Most impressively, Boyd achieved a PR in all seven events of the heptathlon. On Saturday, he delivered the fastest 60-meter dash (7.06 seconds, which would’ve placed sixth in Sunday’s championship finals of the event), the best long jump (23 feet, 3 ¼ inches, which would’ve placed fifth in Saturday’s finals), a shot put of 32 feet, 9 ½ inches and a high jump of 6 feet, 2 inches.
He then set the tone Sunday by running the 60-meter hurdles in 8.78 seconds. Boyd then cleared the pole vault bar at 13 feet, 11 ¼ inches – an incredible personal best of nearly a full foot – before coming back and running the 1,000 meters in 2:46.59.
As a result, Donnie Graybill’s conference record of 5,092 points is no longer after a 13-year run.
Not to be lost in the effort is the second straight All-PSAC classification in the event for Robert Lissner (Carlisle, Pa./Carlisle Area), who placed third with 4,650 points. Lissner finished second last season with 4,601 points, with his 2023 score setting his new personal best.

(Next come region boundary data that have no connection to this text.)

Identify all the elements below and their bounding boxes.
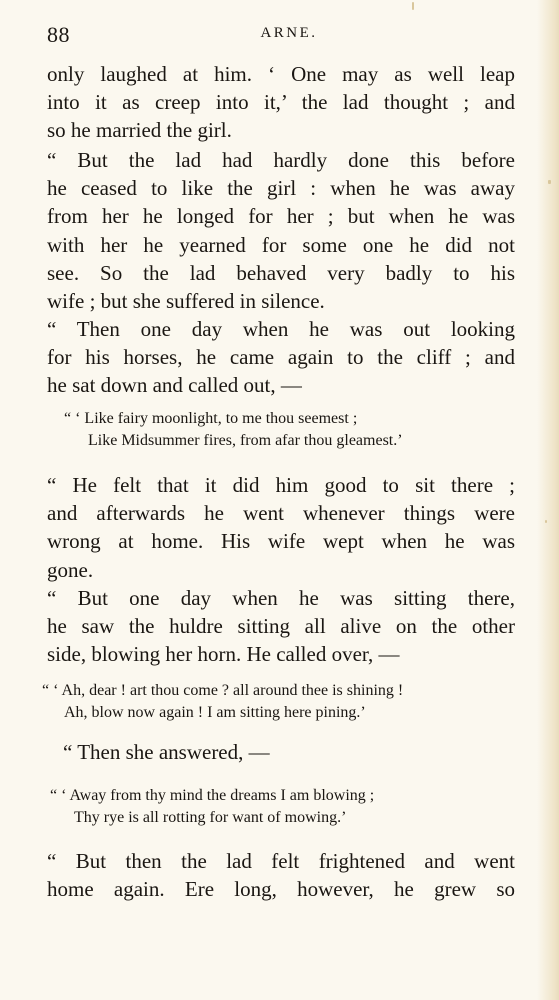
- text-line: “ But the lad had hardly done this before: [47, 148, 515, 172]
- verse-line: “ ‘ Ah, dear ! art thou come ? all around thee is shining !: [42, 682, 404, 699]
- text-line: he saw the huldre sitting all alive on the other: [47, 614, 515, 639]
- text-line: gone.: [47, 557, 94, 582]
- verse-line: “ ‘ Like fairy moonlight, to me thou seemest ;: [64, 410, 358, 427]
- paragraph: [47, 847, 515, 903]
- text-line: wife ; but she suffered in silence.: [47, 288, 325, 313]
- text-line: “ But one day when he was sitting there,: [47, 586, 515, 610]
- page-number: 88: [47, 22, 70, 47]
- page-header: [47, 22, 515, 46]
- text-line: side, blowing her horn. He called over, —: [47, 642, 400, 667]
- running-title: ARNE.: [260, 25, 318, 41]
- text-line: he sat down and called out, —: [47, 373, 302, 398]
- text-line: only laughed at him. ‘ One may as well leap: [47, 62, 515, 86]
- text-line: see. So the lad behaved very badly to his: [47, 260, 515, 285]
- paragraph: [47, 584, 515, 669]
- paragraph: [47, 315, 515, 400]
- verse-line: Ah, blow now again ! I am sitting here pining.’: [64, 704, 366, 721]
- text-line: and afterwards he went whenever things were: [47, 501, 515, 526]
- verse-quote: [64, 408, 403, 452]
- verse-quote: [42, 680, 403, 724]
- paper-speck: [548, 180, 551, 184]
- text-line: home again. Ere long, however, he grew so: [47, 877, 515, 902]
- text-line: “ But then the lad felt frightened and went: [47, 849, 515, 873]
- text-line: from her he longed for her ; but when he was: [47, 204, 515, 229]
- text-line: “ He felt that it did him good to sit there ;: [47, 473, 515, 497]
- text-line: into it as creep into it,’ the lad thought ; and: [47, 90, 515, 115]
- page-edge-shading: [537, 0, 559, 1000]
- text-line: “ Then she answered, —: [63, 740, 270, 764]
- text-line: for his horses, he came again to the cliff ; and: [47, 345, 515, 370]
- paragraph: [47, 60, 515, 145]
- paragraph: [47, 471, 515, 584]
- text-line: so he married the girl.: [47, 118, 232, 143]
- paragraph: [47, 738, 515, 766]
- verse-line: “ ‘ Away from thy mind the dreams I am blowing ;: [50, 787, 375, 804]
- text-line: wrong at home. His wife wept when he was: [47, 529, 515, 554]
- paper-speck: [545, 520, 547, 523]
- paragraph: [47, 146, 515, 315]
- text-line: “ Then one day when he was out looking: [47, 317, 515, 341]
- paper-speck: [412, 2, 414, 10]
- text-line: with her he yearned for some one he did not: [47, 232, 515, 257]
- verse-line: Like Midsummer fires, from afar thou gleamest.’: [88, 432, 403, 449]
- text-line: he ceased to like the girl : when he was away: [47, 176, 515, 201]
- verse-line: Thy rye is all rotting for want of mowing.’: [74, 809, 347, 826]
- verse-quote: [50, 785, 374, 829]
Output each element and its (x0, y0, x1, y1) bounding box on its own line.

Lissner, who placed second in the open pole vault competition Saturday on a top clearance of 14 feet, 7 ¼ inches, cleared 14 feet, 11 inches on Sunday in the heptathlon for a new PR. His previous pole vault best had been 14-9 last season at VMI. It as the expected surge for Lissner, who moved from eighth place into third with the performance.

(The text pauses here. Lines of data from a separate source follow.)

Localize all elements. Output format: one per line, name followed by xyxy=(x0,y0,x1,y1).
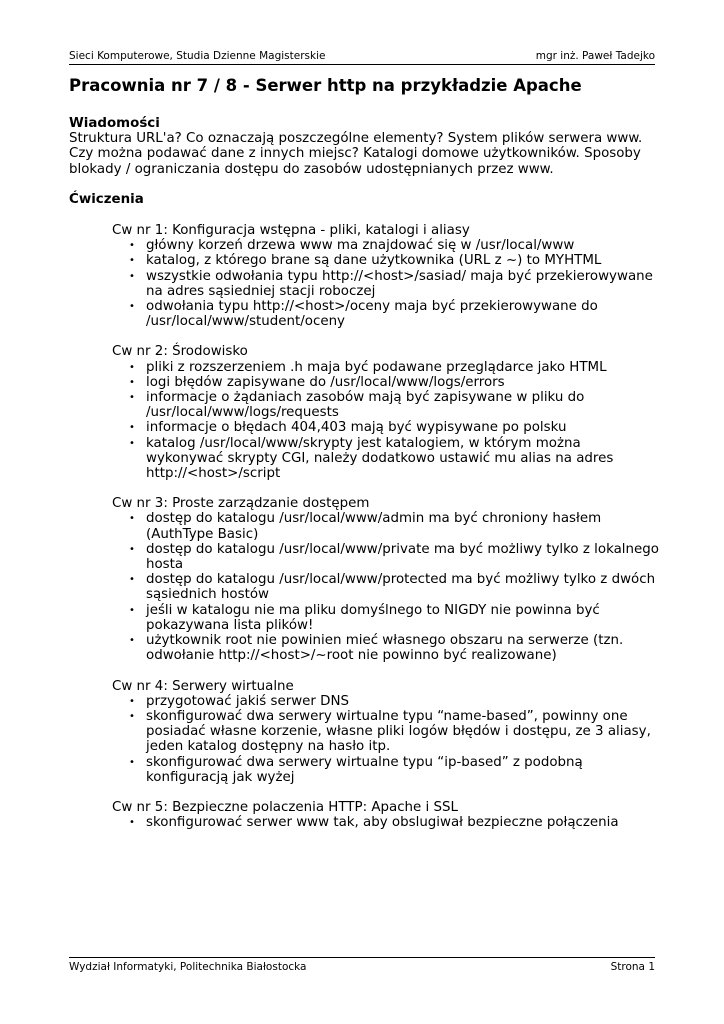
exercise-title: Cw nr 1: Konfiguracja wstępna - pliki, katalogi i aliasy xyxy=(112,223,470,239)
list-item xyxy=(112,633,659,663)
list-item-text: dostęp do katalogu /usr/local/www/private ma być możliwy tylko z lokalnego hosta xyxy=(146,541,659,573)
list-item xyxy=(112,420,659,435)
bullet-icon: • xyxy=(129,574,135,586)
exercise-task-list xyxy=(112,238,659,329)
exercises-list xyxy=(69,223,659,830)
bullet-icon: • xyxy=(129,301,135,313)
list-item-text: główny korzeń drzewa www ma znajdować się w /usr/local/www xyxy=(146,238,575,254)
bullet-icon: • xyxy=(129,695,135,707)
bullet-icon: • xyxy=(129,635,135,647)
page-content xyxy=(69,73,659,830)
list-item xyxy=(112,542,659,572)
news-section xyxy=(69,116,659,177)
exercise-task-list xyxy=(112,694,659,785)
bullet-icon: • xyxy=(129,817,135,829)
exercise-title: Cw nr 4: Serwery wirtualne xyxy=(112,678,294,694)
list-item xyxy=(112,253,659,268)
list-item xyxy=(112,375,659,390)
list-item-text: logi błędów zapisywane do /usr/local/www/logs/errors xyxy=(146,374,505,390)
list-item-text: informacje o błędach 404,403 mają być wypisywane po polsku xyxy=(146,420,567,436)
page-header xyxy=(69,50,655,65)
list-item-text: informacje o żądaniach zasobów mają być zapisywane w pliku do /usr/local/www/logs/requests xyxy=(146,390,585,421)
bullet-icon: • xyxy=(129,270,135,282)
page-footer xyxy=(69,957,655,977)
list-item-text: dostęp do katalogu /usr/local/www/admin ma być chroniony hasłem (AuthType Basic) xyxy=(146,511,602,542)
bullet-icon: • xyxy=(129,756,135,768)
list-item xyxy=(112,603,659,633)
list-item-text: katalog /usr/local/www/skrypty jest katalogiem, w którym można wykonywać skrypty CGI, należy dodatkowo ustawić mu alias na adres http://<host>/script xyxy=(146,435,614,482)
page-title: Pracownia nr 7 / 8 - Serwer http na przykładzie Apache xyxy=(69,76,582,95)
bullet-icon: • xyxy=(129,710,135,722)
bullet-icon: • xyxy=(129,543,135,555)
list-item-text: wszystkie odwołania typu http://<host>/sasiad/ maja być przekierowywane na adres sąsiedniej stacji roboczej xyxy=(146,268,653,299)
list-item xyxy=(112,755,659,785)
list-item xyxy=(112,436,659,482)
exercise-title: Cw nr 5: Bezpieczne polaczenia HTTP: Apache i SSL xyxy=(112,799,458,815)
list-item-text: skonfigurować serwer www tak, aby obslugiwał bezpieczne połączenia xyxy=(146,815,619,831)
bullet-icon: • xyxy=(129,513,135,525)
news-text: Struktura URL'a? Co oznaczają poszczególne elementy? System plików serwera www. Czy można podawać dane z innych miejsc? Katalogi domowe użytkowników. Sposoby blokady / ograniczania dostępu do zasobów udostępnianych przez www. xyxy=(69,131,643,177)
exercise-title: Cw nr 3: Proste zarządzanie dostępem xyxy=(112,496,370,512)
bullet-icon: • xyxy=(129,422,135,434)
bullet-icon: • xyxy=(129,240,135,252)
list-item-text: użytkownik root nie powinien mieć własnego obszaru na serwerze (tzn. odwołanie http://<host>/~root nie powinno być realizowane) xyxy=(146,633,624,664)
list-item-text: odwołania typu http://<host>/oceny maja być przekierowywane do /usr/local/www/student/oceny xyxy=(146,299,598,330)
exercise-5 xyxy=(112,800,659,830)
list-item-text: skonfigurować dwa serwery wirtualne typu “name-based”, powinny one posiadać własne korzenie, własne pliki logów błędów i dostępu, ze 3 aliasy, jeden katalog dostępny na hasło itp. xyxy=(146,708,651,755)
bullet-icon: • xyxy=(129,392,135,404)
list-item xyxy=(112,360,659,375)
list-item xyxy=(112,269,659,299)
exercise-1 xyxy=(112,223,659,329)
bullet-icon: • xyxy=(129,361,135,373)
exercise-3 xyxy=(112,496,659,663)
list-item xyxy=(112,299,659,329)
list-item xyxy=(112,709,659,755)
exercise-task-list xyxy=(112,815,659,830)
list-item-text: katalog, z którego brane są dane użytkownika (URL z ~) to MYHTML xyxy=(146,253,602,269)
bullet-icon: • xyxy=(129,255,135,267)
list-item xyxy=(112,511,659,541)
exercise-title: Cw nr 2: Środowisko xyxy=(112,344,248,360)
news-heading: Wiadomości xyxy=(69,116,160,131)
footer-faculty: Wydział Informatyki, Politechnika Białostocka xyxy=(69,961,307,973)
list-item-text: skonfigurować dwa serwery wirtualne typu “ip-based” z podobną konfiguracją jak wyżej xyxy=(146,754,583,785)
footer-page-number: Strona 1 xyxy=(610,961,655,973)
header-author: mgr inż. Paweł Tadejko xyxy=(535,50,655,62)
list-item xyxy=(112,238,659,253)
bullet-icon: • xyxy=(129,604,135,616)
exercise-task-list xyxy=(112,360,659,482)
bullet-icon: • xyxy=(129,376,135,388)
header-course: Sieci Komputerowe, Studia Dzienne Magisterskie xyxy=(69,50,326,62)
list-item-text: jeśli w katalogu nie ma pliku domyślnego to NIGDY nie powinna być pokazywana lista plików! xyxy=(146,602,600,633)
list-item-text: przygotować jakiś serwer DNS xyxy=(146,693,350,709)
bullet-icon: • xyxy=(129,437,135,449)
exercise-task-list xyxy=(112,511,659,663)
list-item xyxy=(112,390,659,420)
list-item-text: pliki z rozszerzeniem .h maja być podawane przeglądarce jako HTML xyxy=(146,359,607,375)
exercise-2 xyxy=(112,344,659,481)
list-item xyxy=(112,694,659,709)
exercise-4 xyxy=(112,679,659,785)
exercises-heading: Ćwiczenia xyxy=(69,191,144,207)
list-item xyxy=(112,572,659,602)
list-item-text: dostęp do katalogu /usr/local/www/protected ma być możliwy tylko z dwóch sąsiednich hostów xyxy=(146,572,656,603)
list-item xyxy=(112,815,659,830)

Over the course of the meet, Lissner also delivered a new PR in the 60-meter dash (7.27 seconds) and a PR in the shot put of 35 feet, 0 ½ inches.
Ryan Murphy (New Oxford, Pa./Delone Catholic) set new PRs in five of his seven events and narrowly missed the awards stand with a ninth-place finish. Murphy’s high jump of 5 feet, 11 ½ inches on Saturday was the second-best mark of the heptathlon.
Graybill’s conference record at the 2010 PSAC Indoor Championships led to a trip to 2010 NCAA Division II Indoor National Championships, where he scored 5,072 points and placed fourth in the nation.
Amazingly, Boyd’s conference-record score set Sunday only ranks him 20th on the national leaderboard this season.